Full GC is an important phase of Garbage Collection process. During this phase, entire JVM is frozen, every single object in the memory is evaluated for garbage collection, naturally, it turns out to be a CPU intensive operation. If application happens to have memory leak, then “Full GC” will start to run repeatedly without reclaiming any memory. When ‘Full GC’ runs repeatedly, CPU will start to spike up and never come down.
Tactical Solution: To resolve the problem completely, memory leak in the application has to be fixed. Resolving memory leaks might take some time. (Of course it goes without saying, you can engage experts like me.to resolve it quickly). Until then below mentioned tactical solution can be implemented to keep the application functioning in production. You need to instrument a script which would monitor garbage collection log file of the application for every 2 minutes. If the script notices more than 3 ‘Full GC’ runs in a 10-minute window, then that particular JVM should be decommissioned from taking production traffic. JVM should be recycled after capturing thread dump and heap dump. After recycling JVM should be placed back to take active traffic.
Sometimes due to bug in your code or in the 3rd party library that you use – loop constructs (while, for, do.while) may run forever. Consider the scenario below:
Due to certain data condition or bug in the code, ‘myCondition’ may never get satisfied. In such scenario, thread would be spinning infinitely in the while loop. This would cause the CPU to spike up. Unless JVM is restarted, CPU maxing out wouldn’t stop at all.

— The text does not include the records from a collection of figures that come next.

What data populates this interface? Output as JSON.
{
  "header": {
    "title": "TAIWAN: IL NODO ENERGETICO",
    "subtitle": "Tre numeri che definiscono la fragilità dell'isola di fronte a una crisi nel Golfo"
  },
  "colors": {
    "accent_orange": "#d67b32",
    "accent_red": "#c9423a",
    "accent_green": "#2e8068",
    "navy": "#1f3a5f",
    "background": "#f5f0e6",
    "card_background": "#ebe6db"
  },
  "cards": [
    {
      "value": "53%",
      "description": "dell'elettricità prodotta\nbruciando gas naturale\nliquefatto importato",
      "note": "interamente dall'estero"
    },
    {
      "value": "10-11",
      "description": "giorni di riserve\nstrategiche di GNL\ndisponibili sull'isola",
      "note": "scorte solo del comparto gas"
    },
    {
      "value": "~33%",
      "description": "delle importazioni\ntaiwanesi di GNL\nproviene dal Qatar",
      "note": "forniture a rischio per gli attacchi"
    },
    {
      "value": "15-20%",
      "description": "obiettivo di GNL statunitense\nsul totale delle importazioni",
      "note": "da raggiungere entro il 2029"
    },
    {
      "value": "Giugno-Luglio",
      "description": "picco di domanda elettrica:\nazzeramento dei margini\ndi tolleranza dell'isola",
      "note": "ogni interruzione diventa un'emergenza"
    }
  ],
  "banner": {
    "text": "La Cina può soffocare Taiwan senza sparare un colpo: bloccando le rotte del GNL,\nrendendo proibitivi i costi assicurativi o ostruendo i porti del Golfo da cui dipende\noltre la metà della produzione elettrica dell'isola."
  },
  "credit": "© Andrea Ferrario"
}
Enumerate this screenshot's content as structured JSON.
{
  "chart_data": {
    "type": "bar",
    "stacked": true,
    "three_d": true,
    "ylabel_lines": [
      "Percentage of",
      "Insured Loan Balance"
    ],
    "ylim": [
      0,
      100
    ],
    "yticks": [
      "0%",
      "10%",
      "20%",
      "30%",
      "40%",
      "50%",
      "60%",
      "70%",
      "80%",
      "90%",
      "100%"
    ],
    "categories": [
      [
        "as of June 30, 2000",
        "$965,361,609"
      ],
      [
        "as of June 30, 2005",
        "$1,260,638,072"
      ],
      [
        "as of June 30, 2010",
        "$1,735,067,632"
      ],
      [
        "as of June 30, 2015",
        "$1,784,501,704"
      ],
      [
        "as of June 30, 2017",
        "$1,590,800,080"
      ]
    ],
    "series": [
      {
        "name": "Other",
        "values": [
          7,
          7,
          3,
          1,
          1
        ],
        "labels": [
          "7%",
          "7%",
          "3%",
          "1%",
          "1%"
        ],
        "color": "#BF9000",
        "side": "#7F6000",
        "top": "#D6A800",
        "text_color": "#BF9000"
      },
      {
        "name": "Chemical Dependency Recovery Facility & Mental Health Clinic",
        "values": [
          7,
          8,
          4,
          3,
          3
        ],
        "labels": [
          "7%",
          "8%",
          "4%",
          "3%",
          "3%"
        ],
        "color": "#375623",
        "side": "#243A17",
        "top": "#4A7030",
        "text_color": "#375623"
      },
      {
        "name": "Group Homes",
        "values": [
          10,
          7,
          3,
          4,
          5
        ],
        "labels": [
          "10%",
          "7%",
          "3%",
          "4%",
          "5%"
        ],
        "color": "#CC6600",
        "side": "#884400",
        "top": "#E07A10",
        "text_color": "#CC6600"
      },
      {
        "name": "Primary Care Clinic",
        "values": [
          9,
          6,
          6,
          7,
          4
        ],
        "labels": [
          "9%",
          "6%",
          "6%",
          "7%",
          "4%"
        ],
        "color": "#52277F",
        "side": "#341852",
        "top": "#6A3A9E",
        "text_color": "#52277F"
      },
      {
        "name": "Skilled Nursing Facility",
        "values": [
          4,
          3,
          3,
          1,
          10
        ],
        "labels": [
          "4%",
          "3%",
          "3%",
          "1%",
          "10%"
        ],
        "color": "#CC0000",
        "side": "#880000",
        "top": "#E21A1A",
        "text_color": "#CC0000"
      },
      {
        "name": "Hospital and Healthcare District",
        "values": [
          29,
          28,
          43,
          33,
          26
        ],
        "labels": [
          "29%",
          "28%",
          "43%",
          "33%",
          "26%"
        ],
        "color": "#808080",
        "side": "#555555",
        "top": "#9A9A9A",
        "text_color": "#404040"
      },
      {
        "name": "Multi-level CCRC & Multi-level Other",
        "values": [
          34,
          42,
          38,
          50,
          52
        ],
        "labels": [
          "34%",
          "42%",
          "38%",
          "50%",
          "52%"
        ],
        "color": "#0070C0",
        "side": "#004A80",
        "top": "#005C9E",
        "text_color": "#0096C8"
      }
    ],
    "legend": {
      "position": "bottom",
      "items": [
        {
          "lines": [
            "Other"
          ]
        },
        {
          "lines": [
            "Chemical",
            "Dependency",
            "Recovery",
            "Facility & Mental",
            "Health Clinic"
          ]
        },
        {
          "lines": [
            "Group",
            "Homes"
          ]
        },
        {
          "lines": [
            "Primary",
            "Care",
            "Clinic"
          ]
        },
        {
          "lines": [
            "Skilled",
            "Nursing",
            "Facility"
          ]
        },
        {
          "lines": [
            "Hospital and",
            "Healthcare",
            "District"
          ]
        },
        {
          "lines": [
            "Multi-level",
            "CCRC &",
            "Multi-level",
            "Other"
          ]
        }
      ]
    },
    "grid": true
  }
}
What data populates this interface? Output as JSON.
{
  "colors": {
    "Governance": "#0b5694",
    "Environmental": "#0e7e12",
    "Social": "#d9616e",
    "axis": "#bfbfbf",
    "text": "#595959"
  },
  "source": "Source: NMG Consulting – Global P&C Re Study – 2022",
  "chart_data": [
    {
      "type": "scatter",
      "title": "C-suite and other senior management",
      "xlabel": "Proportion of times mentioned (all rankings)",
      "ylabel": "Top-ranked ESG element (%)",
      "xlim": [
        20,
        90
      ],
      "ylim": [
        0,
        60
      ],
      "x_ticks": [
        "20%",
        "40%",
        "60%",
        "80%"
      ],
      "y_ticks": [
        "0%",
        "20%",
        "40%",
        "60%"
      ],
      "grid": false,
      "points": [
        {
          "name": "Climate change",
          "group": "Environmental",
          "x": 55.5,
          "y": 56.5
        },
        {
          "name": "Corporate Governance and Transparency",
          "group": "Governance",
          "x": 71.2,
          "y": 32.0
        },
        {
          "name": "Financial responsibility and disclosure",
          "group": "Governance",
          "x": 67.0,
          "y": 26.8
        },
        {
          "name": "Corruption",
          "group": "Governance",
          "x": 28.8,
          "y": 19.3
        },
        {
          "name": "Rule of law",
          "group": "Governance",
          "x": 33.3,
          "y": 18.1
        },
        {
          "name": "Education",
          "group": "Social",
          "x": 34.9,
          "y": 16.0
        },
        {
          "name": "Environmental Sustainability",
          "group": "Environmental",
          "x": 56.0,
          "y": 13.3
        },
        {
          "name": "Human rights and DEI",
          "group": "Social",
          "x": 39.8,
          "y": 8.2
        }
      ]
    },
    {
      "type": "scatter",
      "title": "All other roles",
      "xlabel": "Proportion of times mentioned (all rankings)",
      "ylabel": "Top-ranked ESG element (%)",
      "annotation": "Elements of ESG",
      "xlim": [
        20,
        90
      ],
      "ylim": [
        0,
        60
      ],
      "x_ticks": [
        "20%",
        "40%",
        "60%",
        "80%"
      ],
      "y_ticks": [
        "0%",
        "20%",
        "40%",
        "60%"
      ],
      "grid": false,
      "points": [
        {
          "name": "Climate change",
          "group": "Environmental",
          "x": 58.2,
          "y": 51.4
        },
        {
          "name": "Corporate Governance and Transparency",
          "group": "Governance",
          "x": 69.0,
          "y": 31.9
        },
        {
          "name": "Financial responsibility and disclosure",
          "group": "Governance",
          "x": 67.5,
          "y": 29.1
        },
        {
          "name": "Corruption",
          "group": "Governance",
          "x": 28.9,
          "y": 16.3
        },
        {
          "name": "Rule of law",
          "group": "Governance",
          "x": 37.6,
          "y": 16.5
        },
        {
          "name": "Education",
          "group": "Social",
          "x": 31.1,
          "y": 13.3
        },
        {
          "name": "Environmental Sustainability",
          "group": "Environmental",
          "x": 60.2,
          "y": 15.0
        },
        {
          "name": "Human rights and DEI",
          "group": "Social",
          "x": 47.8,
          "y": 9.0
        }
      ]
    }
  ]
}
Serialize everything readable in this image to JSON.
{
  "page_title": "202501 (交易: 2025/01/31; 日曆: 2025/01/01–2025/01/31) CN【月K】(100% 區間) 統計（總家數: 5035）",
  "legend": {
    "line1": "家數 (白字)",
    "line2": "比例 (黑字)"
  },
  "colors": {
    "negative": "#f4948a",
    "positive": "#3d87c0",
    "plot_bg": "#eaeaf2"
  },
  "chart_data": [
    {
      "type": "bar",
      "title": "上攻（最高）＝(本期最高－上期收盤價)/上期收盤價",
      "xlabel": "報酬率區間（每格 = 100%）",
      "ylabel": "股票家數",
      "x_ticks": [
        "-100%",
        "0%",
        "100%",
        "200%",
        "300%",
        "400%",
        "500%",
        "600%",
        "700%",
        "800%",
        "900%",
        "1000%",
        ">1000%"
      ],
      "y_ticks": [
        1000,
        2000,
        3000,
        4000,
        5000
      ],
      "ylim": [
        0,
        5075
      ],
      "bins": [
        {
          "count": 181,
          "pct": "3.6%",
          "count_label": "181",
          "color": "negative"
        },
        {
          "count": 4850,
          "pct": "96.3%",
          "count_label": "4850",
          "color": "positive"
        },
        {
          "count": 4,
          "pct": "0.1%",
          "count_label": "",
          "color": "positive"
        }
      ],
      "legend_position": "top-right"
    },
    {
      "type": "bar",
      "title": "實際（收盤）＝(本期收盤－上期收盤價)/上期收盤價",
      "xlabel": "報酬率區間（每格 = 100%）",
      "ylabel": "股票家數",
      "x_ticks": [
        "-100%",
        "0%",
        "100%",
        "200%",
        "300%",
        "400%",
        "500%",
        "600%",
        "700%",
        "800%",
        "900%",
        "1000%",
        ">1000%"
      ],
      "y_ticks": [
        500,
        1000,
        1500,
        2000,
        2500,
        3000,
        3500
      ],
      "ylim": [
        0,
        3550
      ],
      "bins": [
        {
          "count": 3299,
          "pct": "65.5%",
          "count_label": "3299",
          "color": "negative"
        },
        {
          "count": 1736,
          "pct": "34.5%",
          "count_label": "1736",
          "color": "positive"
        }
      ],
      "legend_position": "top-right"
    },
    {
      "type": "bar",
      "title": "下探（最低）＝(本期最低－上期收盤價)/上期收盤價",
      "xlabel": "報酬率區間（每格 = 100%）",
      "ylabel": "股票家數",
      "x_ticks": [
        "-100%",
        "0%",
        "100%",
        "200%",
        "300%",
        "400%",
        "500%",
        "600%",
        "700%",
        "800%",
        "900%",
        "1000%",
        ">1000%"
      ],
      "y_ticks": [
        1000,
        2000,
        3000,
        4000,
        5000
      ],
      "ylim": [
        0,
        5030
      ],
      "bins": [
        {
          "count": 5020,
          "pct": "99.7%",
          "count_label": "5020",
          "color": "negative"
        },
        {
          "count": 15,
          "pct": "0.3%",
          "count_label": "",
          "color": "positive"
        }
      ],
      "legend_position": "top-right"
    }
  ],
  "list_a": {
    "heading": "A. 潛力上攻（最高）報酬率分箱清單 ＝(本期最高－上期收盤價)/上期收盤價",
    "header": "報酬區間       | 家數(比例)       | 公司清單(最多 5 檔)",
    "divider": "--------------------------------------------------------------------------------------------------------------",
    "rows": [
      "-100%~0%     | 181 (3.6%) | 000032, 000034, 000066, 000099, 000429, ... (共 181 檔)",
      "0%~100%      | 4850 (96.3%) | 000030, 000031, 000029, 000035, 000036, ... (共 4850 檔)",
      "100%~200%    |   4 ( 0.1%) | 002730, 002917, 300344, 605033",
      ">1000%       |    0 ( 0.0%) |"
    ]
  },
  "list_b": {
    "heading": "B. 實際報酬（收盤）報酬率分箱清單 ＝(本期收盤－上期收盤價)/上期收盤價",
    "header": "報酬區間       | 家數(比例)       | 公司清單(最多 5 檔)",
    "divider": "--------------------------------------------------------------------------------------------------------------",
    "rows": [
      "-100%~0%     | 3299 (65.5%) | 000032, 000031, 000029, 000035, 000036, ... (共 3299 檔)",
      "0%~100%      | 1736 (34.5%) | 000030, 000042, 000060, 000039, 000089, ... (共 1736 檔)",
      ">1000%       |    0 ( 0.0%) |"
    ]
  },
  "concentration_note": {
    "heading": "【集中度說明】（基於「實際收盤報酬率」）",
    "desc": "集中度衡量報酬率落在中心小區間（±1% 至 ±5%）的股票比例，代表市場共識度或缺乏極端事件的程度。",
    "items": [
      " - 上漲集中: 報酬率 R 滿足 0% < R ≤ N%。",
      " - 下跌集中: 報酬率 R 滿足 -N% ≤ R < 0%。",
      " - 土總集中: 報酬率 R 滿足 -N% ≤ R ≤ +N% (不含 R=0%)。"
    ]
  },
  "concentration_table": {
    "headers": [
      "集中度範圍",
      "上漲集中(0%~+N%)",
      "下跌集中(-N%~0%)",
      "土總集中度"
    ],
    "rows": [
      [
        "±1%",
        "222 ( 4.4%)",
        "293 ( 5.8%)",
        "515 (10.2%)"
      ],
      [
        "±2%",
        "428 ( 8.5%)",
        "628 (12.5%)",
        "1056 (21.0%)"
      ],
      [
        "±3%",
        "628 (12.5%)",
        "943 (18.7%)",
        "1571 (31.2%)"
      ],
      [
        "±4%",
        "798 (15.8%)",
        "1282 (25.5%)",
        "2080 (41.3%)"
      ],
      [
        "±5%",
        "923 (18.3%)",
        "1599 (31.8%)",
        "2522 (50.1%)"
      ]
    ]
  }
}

Solution: When you observe CPU maxing out and utilization not coming go down, you should take 2 thread dumps in a gap of 10 seconds between each thread dump – right when problem is happening. Every thread in “runnable” state in the first taken thread dump should be noted down. Same threads state in the second thread dump should be compared. If in the second thread dump also those threads remain the runnable state within the same method, then it would indicate in which part of the code thread(s) are looping infinitely. Once you know which part of the code is looping infinitely then it should be trivial to address the problem.
When multiple threads tries to access HashMap’s get() and put() APIs concurrently it would cause threads go into infinite looping. This problem doesn’t happen always, but rarely it does happens.
Solution: When you observe CPU maxing out and utilization not coming go down, you should take a thread dump – right when problem is happening. You need to see which are threads that are in “runnable” state. If that thread happens to be working on HashMap’s get() or put() API, then it’s indicative that HashMap is causing CPU spike. Now you can replace that HashMap with ConcurrentHashMap.